Di tengah kondisi ketidakberdayaan dan kerentanan yang dialami, upaya yang dilakukan keluarga miskin seperti di atas memang bukan langkah ideal, tetapi harus diakui tak ada pilihan lain yang bisa mereka lakukan.  Di tengah pola penanganan bencana yang selama ini masih bersifat parsial dan dilakukan di bawah paradigma yang sifatnya fatalistik-responsif, harus diakui tidak banyak kesempatan lain yang bisa dilakukan keluarga miskin untuk memberdayakan kembali kehidupan sosial dan usaha yang mereka tekuni. Alih-alih memperoleh dukungan dari negara untuk membangun kembali potensi swakarsa mereka, justru dalam kenyataan yang sering terjadi adalah pelaksanaan program-program penanganan bencana yang justru berpotensi mematikan potensi masyarakat korban bencana untuk menolong dirinya sendiri.

Penyaluran berbagai bantuan yang sifatnya darurat, dalam jangka pendek memang dibutuhkan keluarga miskin yang terpaksa mengungsi karena tempat tinggal mereka tidak lagi layak dan usahanya pun kolaps karena terserang banjir. Akan tetapi, ke depan, apa yang seharusnya ditawarkan negara sesungguhnya tidak cukup hanya melalui penyaluran bantuan yang sifatnya amal-karitatif, sekadar melakukan langkah-langkah penanganan yang sifatnya darurat.
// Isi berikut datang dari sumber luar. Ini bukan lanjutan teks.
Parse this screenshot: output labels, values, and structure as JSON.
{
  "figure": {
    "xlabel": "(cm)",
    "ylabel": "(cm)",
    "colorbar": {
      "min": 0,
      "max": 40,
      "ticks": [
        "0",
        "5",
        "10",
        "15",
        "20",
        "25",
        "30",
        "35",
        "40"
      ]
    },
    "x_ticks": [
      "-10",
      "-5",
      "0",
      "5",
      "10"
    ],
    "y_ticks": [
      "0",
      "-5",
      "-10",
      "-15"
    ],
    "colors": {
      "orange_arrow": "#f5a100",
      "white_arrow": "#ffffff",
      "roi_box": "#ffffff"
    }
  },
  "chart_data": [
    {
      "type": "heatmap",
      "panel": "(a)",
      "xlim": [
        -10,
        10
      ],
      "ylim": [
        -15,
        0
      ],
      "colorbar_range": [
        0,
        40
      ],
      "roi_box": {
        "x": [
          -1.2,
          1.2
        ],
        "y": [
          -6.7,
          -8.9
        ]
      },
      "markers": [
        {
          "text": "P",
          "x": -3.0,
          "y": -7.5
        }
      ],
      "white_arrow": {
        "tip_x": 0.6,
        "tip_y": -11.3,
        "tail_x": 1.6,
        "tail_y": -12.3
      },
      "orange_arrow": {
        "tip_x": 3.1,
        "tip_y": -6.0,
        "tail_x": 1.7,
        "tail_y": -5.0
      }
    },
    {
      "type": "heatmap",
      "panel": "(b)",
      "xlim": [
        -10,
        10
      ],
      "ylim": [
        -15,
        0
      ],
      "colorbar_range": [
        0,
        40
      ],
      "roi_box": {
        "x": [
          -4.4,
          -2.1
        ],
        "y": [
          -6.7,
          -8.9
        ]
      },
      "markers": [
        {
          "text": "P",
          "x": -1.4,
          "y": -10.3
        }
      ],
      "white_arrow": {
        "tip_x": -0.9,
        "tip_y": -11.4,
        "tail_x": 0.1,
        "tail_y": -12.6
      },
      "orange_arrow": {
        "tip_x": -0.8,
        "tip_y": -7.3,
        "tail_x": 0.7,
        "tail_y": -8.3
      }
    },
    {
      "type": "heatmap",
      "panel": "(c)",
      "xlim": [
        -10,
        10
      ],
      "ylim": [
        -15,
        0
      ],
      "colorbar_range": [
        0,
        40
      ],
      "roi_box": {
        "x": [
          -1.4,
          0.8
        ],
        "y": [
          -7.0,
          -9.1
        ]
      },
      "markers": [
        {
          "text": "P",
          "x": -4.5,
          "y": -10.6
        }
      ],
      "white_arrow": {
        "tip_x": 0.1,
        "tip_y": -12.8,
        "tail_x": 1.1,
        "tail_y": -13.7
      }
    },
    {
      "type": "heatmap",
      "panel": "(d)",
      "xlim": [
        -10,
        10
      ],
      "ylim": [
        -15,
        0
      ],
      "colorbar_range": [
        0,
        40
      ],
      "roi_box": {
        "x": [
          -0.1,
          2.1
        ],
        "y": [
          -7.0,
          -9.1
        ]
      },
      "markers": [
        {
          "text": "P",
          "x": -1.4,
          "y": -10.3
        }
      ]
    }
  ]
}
Menangani keluarga miskin yang menjadi korban bencana, selain membutuhkan langkah-langkah yang sifatnya preventif mempersiapkan daya tahan dan daya kenyal keluarga miskin untuk dapat segera bangkit dari bencana yang mereka alami, yang tak kalah penting adalah bagaimana memastikan potensi swakarsa dan kadar keberdayaan masyarakat miskin tetap hidup, untuk kemudian difasilitasi perkembangannya. Model penanganan masyarakat yang menjadi korban bencana niscaya akan lebih realistik dan fungsional jika dilakukan dengan bertumpu pada potensi dan kelangsungan keberdayaan kehidupan keluarga miskin pada masa depan.